We are eternally grateful to all those directly involved in my family member’s care, and to the NHS, which means that there are no bills to pay, just continued National Insurance taken as tax from our monthly pay packets, and which we begrudge not one jot. But I thought it might be worth spending a few minutes just scratching the surface of the sets of technologies which led to the saving of a life, from the obvious to the less obvious. I have missed out many: our lives are so complex and interconnected that it is impossible to list everything, and it is only when they are missing that we realise how it all fits together. But I want to say a huge – a HUGE – thank you to anyone who has ever been involved in any of the systems or technologies, and to ask you to remind yourself that even if you are seldom thanked, your work saves lives every day.
The obvious
The combined ECG and blood pressure unit attached to the patient which allows the ambulance crew to react quickly enough to save the patient’s life
The satellite navigation systems which guided the crew to the patient’s door
The landline which allowed the call to the emergency systems
The triage and dispatch system which prioritised the sending of the crew
The mobile phone system which allowed a remote member of the family to talk to the crew before they transported the patient
The visible (and audible)
The anaesthesiology and monitoring equipment which kept the patient alive during the operation
The various scanning equipment at the hospital which allowed a diagnosis to be reached in time
The sirens and flashing lights on the ambulances
The technology behind the training (increasingly delivered at least partly online) for all of those involved in the patient’s care
The invisible
The drugs and medicines used in the patient’s care
Equipment: batteries for ambulances, scalpels for operating theatres, paper for charts, keyboards, CPUs and motherboards for computers, soles for shoes, soap for hand-washing, paint for hospital corridors, pillows and pillow cases for beds and everything else that allows the healthcare system to keep running
The infrastructure to get fuel to the ambulances and into the cars, trains and buses which transported the medical staff to hospital
The maintenance schedules and processes for the ambulances
The processes behind the ordering of PPE for all involved
The supply chains which allowed those involved to access the tea, coffee, milk, sugar and other (hopefully legal) stimulants to keep staff going through the day and night
Staff timetabling software for everyone from cleaners to theatre managers, maintenance people to on-call surgeons
The music, art, videos, TV shows and other entertainment that kept everyone involved sufficiently energised to function
The infrastructure
Clean water
Roads
Electricity
Internet access and routing
Safety processes and culture in healthcare
… and everything else I’ve neglected to mention.
A final note
I hope it’s clear that I’m aware that the technology is all interconnected, and too complex to allow every piece to be noted: I’m sorry if I missed your piece out.
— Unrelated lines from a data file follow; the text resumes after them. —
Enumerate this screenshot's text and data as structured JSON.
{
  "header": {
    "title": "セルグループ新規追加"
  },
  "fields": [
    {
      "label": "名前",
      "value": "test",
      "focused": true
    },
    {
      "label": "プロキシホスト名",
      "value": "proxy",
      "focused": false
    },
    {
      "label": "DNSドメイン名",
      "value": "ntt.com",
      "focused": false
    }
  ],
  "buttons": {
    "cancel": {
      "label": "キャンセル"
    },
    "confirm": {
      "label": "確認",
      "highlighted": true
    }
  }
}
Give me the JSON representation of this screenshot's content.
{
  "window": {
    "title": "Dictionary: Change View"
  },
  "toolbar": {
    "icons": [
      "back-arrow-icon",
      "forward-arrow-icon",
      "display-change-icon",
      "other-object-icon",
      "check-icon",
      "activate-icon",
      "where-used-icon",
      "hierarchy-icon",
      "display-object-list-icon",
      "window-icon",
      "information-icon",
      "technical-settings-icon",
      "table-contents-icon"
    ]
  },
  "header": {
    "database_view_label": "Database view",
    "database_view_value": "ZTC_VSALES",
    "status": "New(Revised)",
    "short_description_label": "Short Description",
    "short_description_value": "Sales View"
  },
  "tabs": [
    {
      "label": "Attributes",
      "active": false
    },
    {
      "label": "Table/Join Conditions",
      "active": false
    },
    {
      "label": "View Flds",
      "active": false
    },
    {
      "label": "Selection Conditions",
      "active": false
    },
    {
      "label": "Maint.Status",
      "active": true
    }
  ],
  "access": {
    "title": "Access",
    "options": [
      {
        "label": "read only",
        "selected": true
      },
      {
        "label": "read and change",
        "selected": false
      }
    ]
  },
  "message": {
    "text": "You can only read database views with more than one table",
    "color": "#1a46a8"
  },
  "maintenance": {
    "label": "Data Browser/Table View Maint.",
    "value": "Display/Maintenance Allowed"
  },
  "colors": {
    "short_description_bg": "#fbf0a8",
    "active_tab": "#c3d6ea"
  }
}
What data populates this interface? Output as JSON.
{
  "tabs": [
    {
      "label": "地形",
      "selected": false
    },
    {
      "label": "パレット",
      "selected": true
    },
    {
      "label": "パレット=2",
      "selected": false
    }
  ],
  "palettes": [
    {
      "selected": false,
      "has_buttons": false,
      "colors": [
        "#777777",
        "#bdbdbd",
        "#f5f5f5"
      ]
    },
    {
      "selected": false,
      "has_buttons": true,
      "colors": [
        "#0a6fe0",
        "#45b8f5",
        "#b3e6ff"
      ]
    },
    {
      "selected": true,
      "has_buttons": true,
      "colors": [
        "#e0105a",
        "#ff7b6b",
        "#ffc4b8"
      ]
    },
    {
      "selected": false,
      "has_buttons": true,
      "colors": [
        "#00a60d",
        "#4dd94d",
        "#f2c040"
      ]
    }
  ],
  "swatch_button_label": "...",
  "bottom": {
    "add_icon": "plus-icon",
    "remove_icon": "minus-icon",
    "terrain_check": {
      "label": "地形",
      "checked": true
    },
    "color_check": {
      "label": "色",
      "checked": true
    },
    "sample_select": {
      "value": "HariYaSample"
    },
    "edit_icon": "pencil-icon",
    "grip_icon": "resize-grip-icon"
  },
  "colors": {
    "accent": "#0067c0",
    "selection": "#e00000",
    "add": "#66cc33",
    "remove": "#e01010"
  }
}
The same, however, goes for the people. I come from a family containing some medical professionals and volunteers, and I’m aware of the sacrifices made not only by them, but also by the people around them who they know and love, and who see less of them than they might like, or how have to work around difficult shift patterns, or see them come back home after a long shift, worn out or traumatised by what they’ve seen and experienced. The same goes for ancillary workers and services worked in other, supporting industries.
I thank you all, both those involved directly and those involved in any of the technologies which save lives, those I’ve noted and those I’ve missed. In a few days, I hope to see a member of my family who, without your involvement, I would not ever be seeing again in this life. That is down to you.